Pascale Jeanneau-Tolila, Plaidoyer pour une psychiatrie de secteur

Nous proposons de faire vivre le mouvement amorcé par le forum du 3 décembre, en proposant chaque jour, un texte d’un(e) praticien(ne), qui répondrait à l’argument suivant :

Abandon des territoires, imposition de pratiques au nom d’une « bonne » science, confusion entre question économique et soins : ceux dont émane ce projet d’extension des centres experts se font une idée très fausse de ce qu’est notre engagement sur le terrain. Psychiatre de secteur, de service public, dans les associations, dans les CHU ou en ville, nous qui rencontrons les patients, les entendons et les suivons tous les jours devons faire valoir cette expérience irremplaçable et opposable à toute proposition de refonte de l’organisation de notre discipline.

Nous vous serions reconnaissant de bien vouloir en proposer une mise en perspective en quelques lignes (5000 signes environ). L’ensemble des témoignages recueillis permettra de préciser plus rigoureusement les orientations que nous défendons. Ils chercheront à établir un état des lieux mais aussi à mettre en lumière notre créativité, nos savoirs faire et la complexité de nos missions.
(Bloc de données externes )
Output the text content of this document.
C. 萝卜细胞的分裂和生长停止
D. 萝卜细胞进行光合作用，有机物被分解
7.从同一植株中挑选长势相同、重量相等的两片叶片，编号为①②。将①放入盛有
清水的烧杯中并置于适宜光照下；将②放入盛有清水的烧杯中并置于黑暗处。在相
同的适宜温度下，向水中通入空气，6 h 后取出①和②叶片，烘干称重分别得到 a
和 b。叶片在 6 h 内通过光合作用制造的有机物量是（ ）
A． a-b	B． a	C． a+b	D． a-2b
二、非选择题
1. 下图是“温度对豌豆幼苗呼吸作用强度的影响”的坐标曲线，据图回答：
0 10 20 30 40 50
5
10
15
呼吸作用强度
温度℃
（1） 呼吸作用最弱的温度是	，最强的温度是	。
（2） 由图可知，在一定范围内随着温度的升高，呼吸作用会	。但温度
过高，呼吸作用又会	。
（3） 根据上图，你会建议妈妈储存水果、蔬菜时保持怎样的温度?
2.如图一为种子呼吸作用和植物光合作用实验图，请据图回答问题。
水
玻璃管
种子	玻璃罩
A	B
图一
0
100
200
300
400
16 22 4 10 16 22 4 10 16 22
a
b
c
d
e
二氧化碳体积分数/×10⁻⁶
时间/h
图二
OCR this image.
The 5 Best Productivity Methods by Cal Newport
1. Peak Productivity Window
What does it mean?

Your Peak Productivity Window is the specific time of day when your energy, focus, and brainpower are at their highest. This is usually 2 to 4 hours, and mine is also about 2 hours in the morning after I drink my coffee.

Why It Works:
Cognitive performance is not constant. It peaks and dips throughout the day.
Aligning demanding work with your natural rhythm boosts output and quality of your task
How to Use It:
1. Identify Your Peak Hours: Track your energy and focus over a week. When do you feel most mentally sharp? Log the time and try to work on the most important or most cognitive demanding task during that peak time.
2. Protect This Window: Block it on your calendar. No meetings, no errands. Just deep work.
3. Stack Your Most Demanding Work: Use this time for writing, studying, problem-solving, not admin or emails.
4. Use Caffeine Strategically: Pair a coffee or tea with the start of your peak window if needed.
Il sera impossible de les ignorer.

Je parle ici de ma place de psychiatre bien sûr, mais aussi en ma qualité de Directrice Générale de l’ASM 13 (Association de Santé Mentale du 13e arrondissement de Paris).

Comme vous tous ici, nous nous sommes émus de l’irruption de cette proposition de loi qui selon nous risque d’aller à l’encontre de ce que nous défendons en tant que psychiatres et soignants du secteur, à savoir des soins psychiatriques pour TOUS, à tout âge et à tout moment du parcours de soins.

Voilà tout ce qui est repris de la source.